Case Description/Methods: An 82-year-old African American male with a past medical history of reflux and hiatal hernia status post-Nissen fundoplication six years prior, presented with a four-weeks of intractable nausea and vomiting along with progressive dysphagia to both solids and liquids. He had associated symptoms of heartburn and postprandial epigastric pain. He denied episodes of flushing, tachycardia, or diarrhea. Physical exam was notable for dry mucous membranes and tenderness on palpation over the epigastric area with guarding. Laboratory workup was unremarkable. CT of the chest and abdomen revealed post-surgical changes at the gastroesophageal junction with recurrence of a moderate-sized hiatal hernia. An EGD was performed which revealed recurrence of a five-centimeter hiatal hernia with distorted fundoplication and a two-centimeter duodenal bulb mass. Biopsies were consistent for a well-differentiated neuroendocrine tumor. He underwent a PET gallium scan which noted increased uptake in the proximal duodenum within a 1.4cm rounded intraluminal lesion corresponding to the duodenal tumor with no evidence of metastatic disease. A 24-hour urinary HIAA was normal. The patient was referred to oncology to discuss potential treatment options.
Discussion: NET is a heterogeneous group of malignancies that originate from cells that constitute similarities of both neuron and endocrine cells. One of the most common systems affected is the GI tract with the small intestine being the most common (30%), followed by rectum (26.3%), colon (17.6%), pancreas (12.1%), and appendix (5.7%). Primary duodenal NETS account for less than 2% of all GI NETS and are often found incidentally on endoscopy. Midgut NET is more common in Caucasians, whereas rectal NET is more common in African Americans, Asians, and Native Americans. The majority of NET are non-functional and present late with symptoms of mass effect or metastatic disease, most commonly to the liver. Given their rarity and controversy regarding prognostication factors, a consensus selection criterion for well-differentiated foregut NETS for endoscopic resection remains unclear and further studies are warranted.

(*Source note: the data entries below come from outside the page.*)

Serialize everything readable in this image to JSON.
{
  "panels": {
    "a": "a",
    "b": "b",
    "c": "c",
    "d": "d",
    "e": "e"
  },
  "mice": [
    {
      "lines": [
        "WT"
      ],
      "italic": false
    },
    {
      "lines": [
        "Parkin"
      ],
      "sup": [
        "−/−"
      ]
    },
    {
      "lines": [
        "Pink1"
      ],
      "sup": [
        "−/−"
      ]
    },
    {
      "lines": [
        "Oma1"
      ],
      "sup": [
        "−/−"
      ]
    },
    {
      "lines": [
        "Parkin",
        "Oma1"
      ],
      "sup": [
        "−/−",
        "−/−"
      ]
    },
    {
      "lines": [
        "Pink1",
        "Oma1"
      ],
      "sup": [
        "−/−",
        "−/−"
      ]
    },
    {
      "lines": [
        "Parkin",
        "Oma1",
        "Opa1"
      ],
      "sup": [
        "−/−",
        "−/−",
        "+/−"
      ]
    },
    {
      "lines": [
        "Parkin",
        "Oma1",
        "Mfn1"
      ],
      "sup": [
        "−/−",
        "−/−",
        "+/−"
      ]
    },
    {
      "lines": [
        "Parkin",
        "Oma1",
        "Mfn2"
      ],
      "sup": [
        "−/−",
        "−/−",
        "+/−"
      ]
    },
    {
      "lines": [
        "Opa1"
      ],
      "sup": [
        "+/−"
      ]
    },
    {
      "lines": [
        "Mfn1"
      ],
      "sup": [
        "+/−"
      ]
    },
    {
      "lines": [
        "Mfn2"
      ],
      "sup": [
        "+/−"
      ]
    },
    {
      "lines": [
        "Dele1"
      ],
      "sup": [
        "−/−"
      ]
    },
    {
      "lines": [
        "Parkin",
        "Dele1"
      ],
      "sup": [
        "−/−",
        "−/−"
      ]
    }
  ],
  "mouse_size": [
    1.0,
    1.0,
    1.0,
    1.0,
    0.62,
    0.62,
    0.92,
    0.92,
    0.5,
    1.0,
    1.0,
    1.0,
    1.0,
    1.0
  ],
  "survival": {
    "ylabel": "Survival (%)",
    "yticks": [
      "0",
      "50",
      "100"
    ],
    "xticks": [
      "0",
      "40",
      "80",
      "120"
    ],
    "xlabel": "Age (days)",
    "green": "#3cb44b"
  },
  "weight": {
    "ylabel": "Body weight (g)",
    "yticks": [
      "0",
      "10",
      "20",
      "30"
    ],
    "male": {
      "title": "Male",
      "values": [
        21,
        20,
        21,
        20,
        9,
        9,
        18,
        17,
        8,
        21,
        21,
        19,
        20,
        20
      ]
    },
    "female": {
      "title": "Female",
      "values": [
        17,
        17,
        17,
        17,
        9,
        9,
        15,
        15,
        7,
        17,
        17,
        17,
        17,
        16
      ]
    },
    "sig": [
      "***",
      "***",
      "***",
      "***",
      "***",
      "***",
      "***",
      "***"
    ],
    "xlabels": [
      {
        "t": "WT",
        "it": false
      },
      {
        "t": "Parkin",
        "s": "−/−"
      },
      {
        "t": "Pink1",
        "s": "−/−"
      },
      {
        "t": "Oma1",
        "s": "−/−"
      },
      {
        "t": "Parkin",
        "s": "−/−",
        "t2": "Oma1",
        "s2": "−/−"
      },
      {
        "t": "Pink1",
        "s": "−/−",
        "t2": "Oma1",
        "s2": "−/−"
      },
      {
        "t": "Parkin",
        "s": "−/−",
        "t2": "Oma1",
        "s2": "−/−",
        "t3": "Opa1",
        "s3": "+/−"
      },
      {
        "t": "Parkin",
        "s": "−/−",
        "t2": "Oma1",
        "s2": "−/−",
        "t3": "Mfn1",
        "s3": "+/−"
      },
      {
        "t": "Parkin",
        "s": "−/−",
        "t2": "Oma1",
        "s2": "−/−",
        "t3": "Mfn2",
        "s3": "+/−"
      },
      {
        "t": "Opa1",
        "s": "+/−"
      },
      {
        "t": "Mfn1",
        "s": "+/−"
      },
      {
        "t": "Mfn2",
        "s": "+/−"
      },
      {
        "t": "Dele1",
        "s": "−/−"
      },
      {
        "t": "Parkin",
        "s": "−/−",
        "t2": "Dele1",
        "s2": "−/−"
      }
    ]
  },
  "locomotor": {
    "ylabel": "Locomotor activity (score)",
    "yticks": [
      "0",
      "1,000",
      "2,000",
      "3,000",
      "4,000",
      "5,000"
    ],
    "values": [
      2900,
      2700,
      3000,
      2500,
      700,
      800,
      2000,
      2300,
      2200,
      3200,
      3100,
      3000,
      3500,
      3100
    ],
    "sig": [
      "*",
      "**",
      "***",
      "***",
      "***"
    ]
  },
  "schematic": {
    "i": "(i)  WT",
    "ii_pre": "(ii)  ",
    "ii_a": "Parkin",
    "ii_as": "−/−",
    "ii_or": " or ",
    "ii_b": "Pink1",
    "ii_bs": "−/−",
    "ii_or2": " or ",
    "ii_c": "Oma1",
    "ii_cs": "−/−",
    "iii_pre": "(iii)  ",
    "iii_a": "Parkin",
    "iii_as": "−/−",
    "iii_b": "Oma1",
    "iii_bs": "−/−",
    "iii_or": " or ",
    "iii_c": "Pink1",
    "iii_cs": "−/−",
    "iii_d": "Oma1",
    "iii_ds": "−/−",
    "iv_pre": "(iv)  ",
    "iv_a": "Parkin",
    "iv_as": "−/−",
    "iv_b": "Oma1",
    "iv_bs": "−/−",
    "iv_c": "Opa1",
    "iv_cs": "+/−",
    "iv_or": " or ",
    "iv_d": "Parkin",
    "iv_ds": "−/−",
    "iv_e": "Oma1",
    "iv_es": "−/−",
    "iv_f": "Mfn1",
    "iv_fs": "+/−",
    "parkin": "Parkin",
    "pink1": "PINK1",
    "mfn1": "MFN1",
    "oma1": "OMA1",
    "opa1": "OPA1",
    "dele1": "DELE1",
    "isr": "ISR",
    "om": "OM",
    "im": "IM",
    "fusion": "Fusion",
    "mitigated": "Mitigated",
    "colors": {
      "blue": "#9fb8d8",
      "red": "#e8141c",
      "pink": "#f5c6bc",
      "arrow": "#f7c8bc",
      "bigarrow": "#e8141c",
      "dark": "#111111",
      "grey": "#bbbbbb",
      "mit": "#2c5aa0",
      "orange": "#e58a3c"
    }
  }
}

Figure: Low power biopsy showing tumor cells arranged in a nesting pattern with salt and pepper chromatin with low mitotic index consistent with well-differentiated neuroendocrine tumor.
Disclosures: Amreet Aujla indicated no relevant financial relationships. Nirpaul Bains indicated no relevant financial relationships. Fouad Moawad indicated no relevant financial relationships.
Amreet K. Aujla, MD1, Nirpaul Bains, MD2, Fouad J. Moawad, MD3. P3064 - An Incidental Neuroendocrine Tumor in the Duodenum, ACG 2021 Annual Scientific Meeting Abstracts. Las Vegas, Nevada: American College of Gastroenterology.